According to the United Nations humanitarian arm, more than 54,000 people have been displaced by heavy floods to date in Namibia.
Nearly one-third of these people whose villages and homes were submerged by the waters are taking shelter in relocation camps, the UN Office for the Coordination of Humanitarian Affairs (OCHA) said.
Additionally, serious damage to roads and bridges is impeding full access to almost 350,000 people affected by the widespread floods, or 17 per cent of the Southern African nation’s population.
Since the beginning of 2009, torrential rains in the north-central and north-eastern regions of Namibia have swollen rivers to levels not recorded since 1963 and claimed some 100 lives.
Shelter, water and sanitation, health care and food have been identified by a UN Disaster Assessment and Coordination (UNDAC) mission as the main humanitarian needs.
UN agencies have requested additional staff to respond to needs arising from the flood. The $2.7 million flash appeal issued last month – half of which has been funded so far – will be updated based on assessments.

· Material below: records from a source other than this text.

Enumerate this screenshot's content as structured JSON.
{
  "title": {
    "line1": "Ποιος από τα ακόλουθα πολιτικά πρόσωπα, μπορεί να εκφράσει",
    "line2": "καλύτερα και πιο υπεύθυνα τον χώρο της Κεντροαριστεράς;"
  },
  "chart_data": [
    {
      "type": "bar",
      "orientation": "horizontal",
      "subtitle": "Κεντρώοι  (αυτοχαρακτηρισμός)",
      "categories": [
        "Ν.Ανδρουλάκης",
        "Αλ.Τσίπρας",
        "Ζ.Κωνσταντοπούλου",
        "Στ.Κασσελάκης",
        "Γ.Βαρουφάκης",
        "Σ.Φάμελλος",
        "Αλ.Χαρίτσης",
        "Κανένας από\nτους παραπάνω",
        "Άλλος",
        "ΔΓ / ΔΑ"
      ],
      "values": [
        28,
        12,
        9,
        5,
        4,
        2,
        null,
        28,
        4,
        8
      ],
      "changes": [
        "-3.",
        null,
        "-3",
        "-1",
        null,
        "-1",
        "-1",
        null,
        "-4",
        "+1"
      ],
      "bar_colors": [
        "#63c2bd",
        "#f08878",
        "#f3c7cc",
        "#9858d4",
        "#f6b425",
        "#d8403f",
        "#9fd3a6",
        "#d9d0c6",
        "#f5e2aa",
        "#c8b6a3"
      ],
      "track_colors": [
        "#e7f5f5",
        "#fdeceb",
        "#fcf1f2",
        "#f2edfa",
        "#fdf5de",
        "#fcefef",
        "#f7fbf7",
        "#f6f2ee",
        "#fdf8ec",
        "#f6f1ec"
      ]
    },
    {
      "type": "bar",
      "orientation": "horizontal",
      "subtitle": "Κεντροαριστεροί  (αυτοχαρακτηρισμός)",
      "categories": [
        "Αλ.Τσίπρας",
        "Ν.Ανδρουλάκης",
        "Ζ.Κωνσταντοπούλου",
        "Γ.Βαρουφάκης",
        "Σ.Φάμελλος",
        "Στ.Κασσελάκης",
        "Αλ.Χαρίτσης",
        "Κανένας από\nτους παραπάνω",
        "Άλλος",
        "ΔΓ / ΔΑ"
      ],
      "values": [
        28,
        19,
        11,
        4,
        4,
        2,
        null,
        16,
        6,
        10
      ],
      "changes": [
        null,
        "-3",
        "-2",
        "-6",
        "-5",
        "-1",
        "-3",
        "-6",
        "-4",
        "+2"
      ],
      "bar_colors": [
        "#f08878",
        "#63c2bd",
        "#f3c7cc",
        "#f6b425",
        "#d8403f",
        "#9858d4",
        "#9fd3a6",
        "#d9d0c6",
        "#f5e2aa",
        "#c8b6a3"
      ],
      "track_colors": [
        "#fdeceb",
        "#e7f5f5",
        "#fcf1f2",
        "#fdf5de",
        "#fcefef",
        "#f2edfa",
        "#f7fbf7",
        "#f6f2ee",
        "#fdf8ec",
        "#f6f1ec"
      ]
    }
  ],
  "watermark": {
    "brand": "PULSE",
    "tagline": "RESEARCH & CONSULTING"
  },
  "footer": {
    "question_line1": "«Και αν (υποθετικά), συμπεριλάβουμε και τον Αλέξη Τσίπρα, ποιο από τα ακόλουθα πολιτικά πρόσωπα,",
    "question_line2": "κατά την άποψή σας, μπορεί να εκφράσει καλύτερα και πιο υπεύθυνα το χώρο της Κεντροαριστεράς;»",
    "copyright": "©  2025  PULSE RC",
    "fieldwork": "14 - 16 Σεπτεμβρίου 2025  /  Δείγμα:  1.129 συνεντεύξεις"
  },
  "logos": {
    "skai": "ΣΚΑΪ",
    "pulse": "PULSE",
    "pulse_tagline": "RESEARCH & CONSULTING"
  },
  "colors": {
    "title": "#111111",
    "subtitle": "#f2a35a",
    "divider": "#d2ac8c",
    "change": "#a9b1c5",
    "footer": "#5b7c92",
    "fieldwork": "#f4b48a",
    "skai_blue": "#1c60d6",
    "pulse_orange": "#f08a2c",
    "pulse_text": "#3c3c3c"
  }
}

The heavy flooding has also impacted Namibia’s neighbour to the north, Angola, where an estimated 220,000 people have been affected.

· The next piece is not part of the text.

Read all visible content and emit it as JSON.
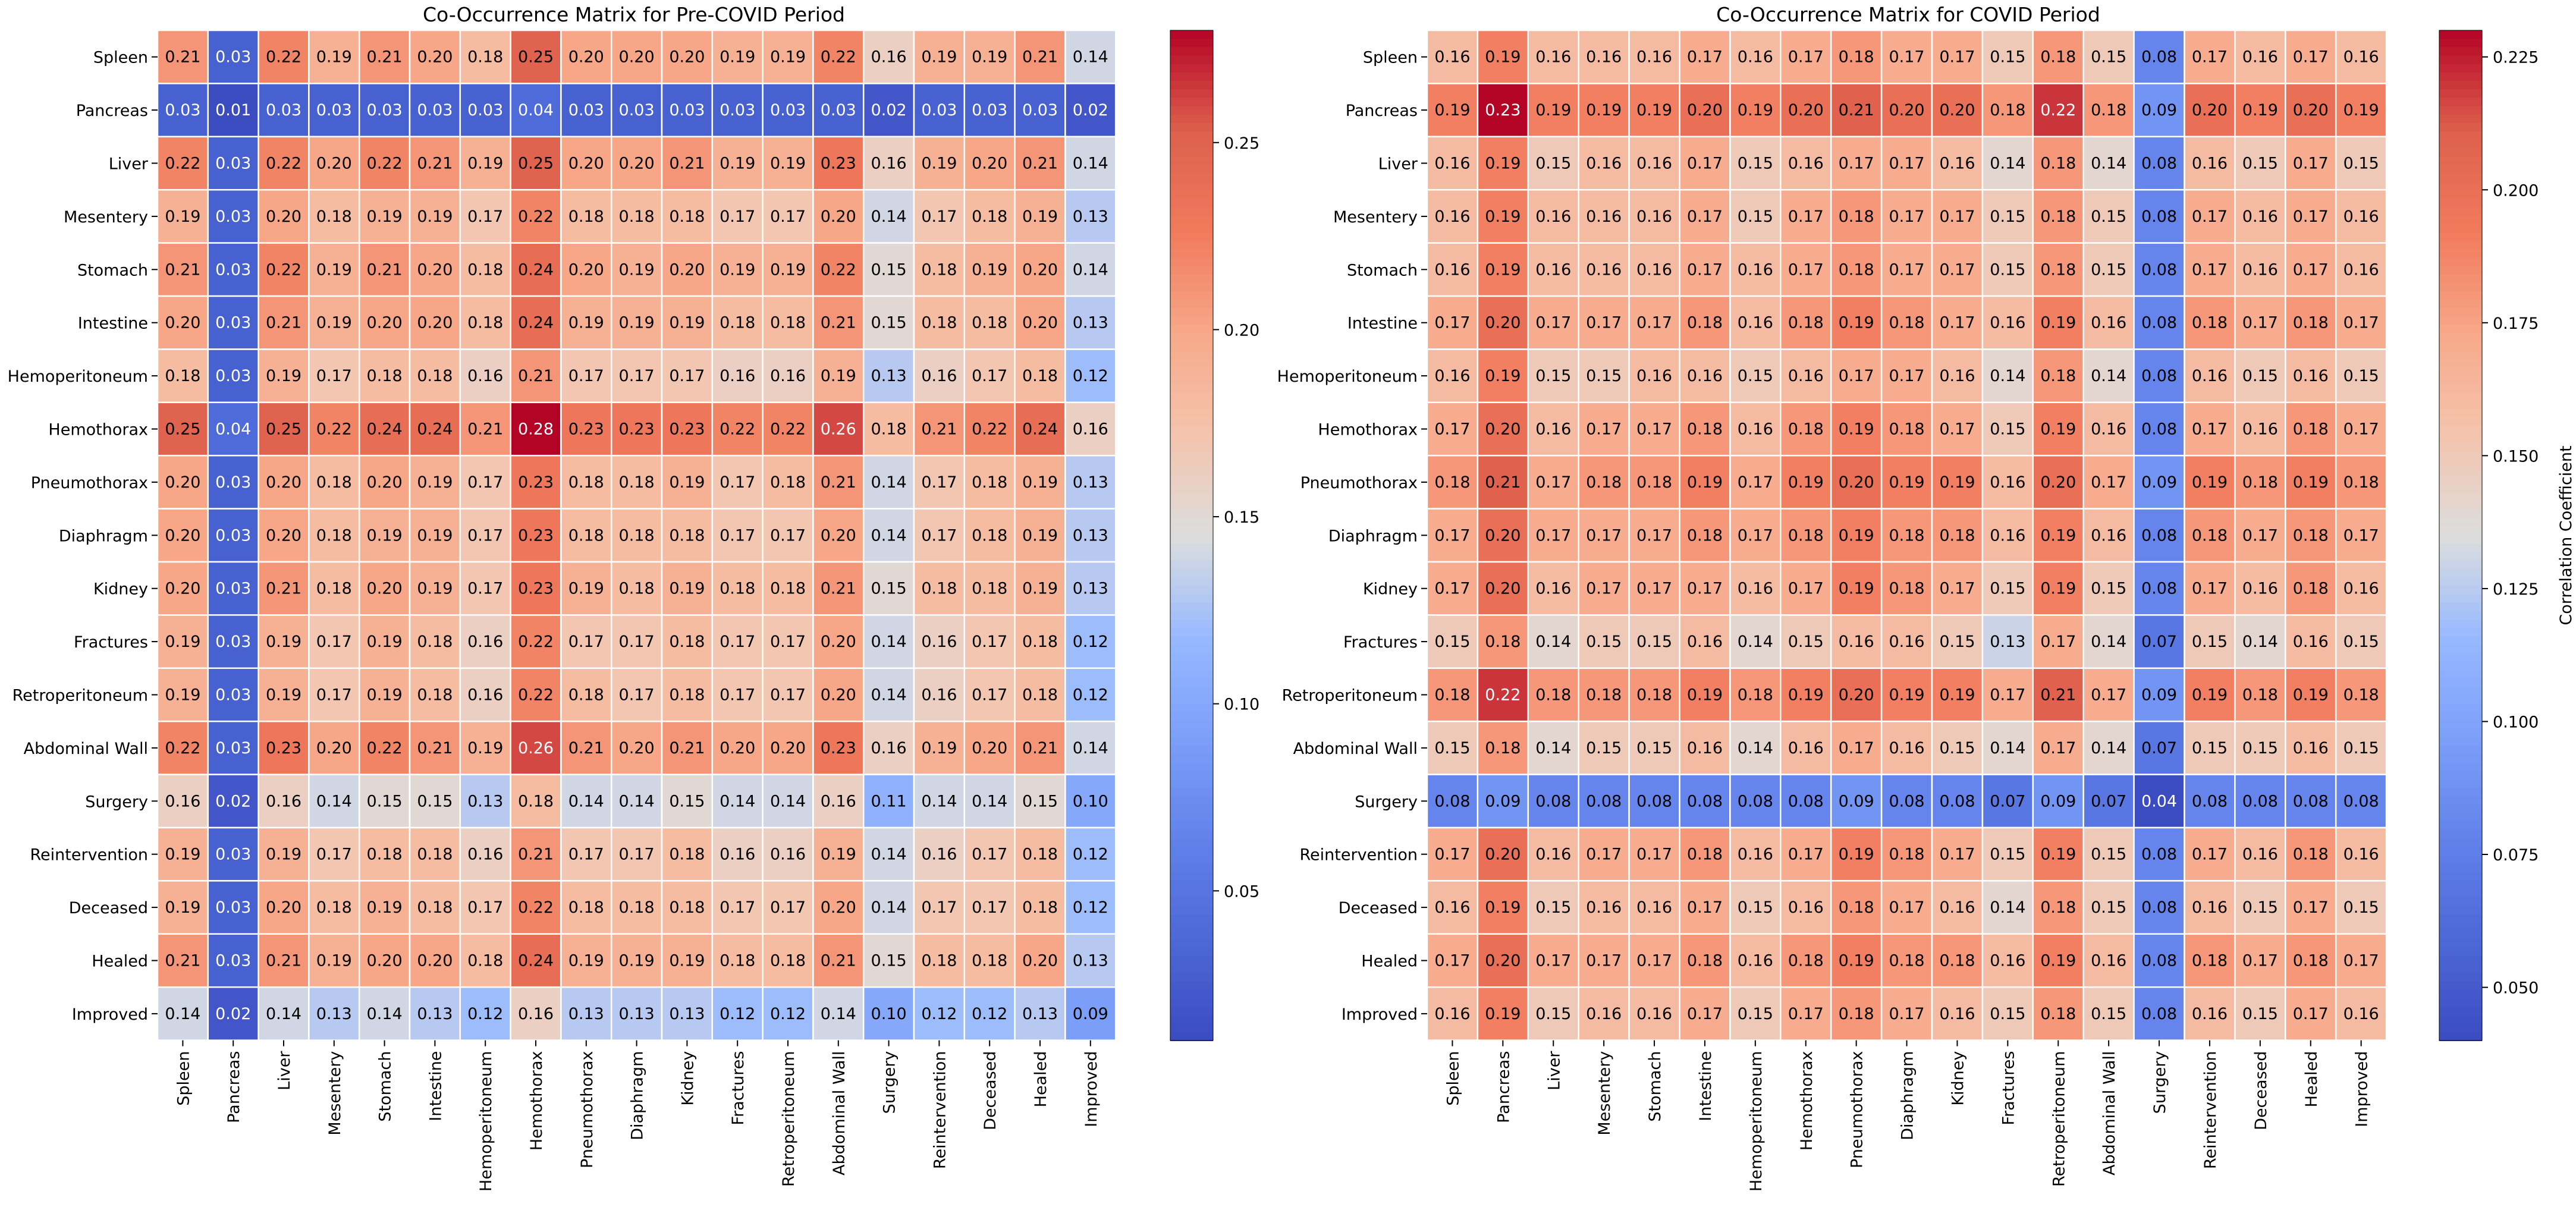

Authorities have predicted that the rains will continue through next month, and the risk of outbreaks of water-borne diseases is increasing.
The Angolan Ministry of Agriculture has provided 1,000 tonnes of millet to those impacted by the floods, but the UN Children’s Fund (UNICEF) reports that a shipment of 84 tonnes of ready-to-use therapeutic food for malnourished children has yet to be unloaded at a port.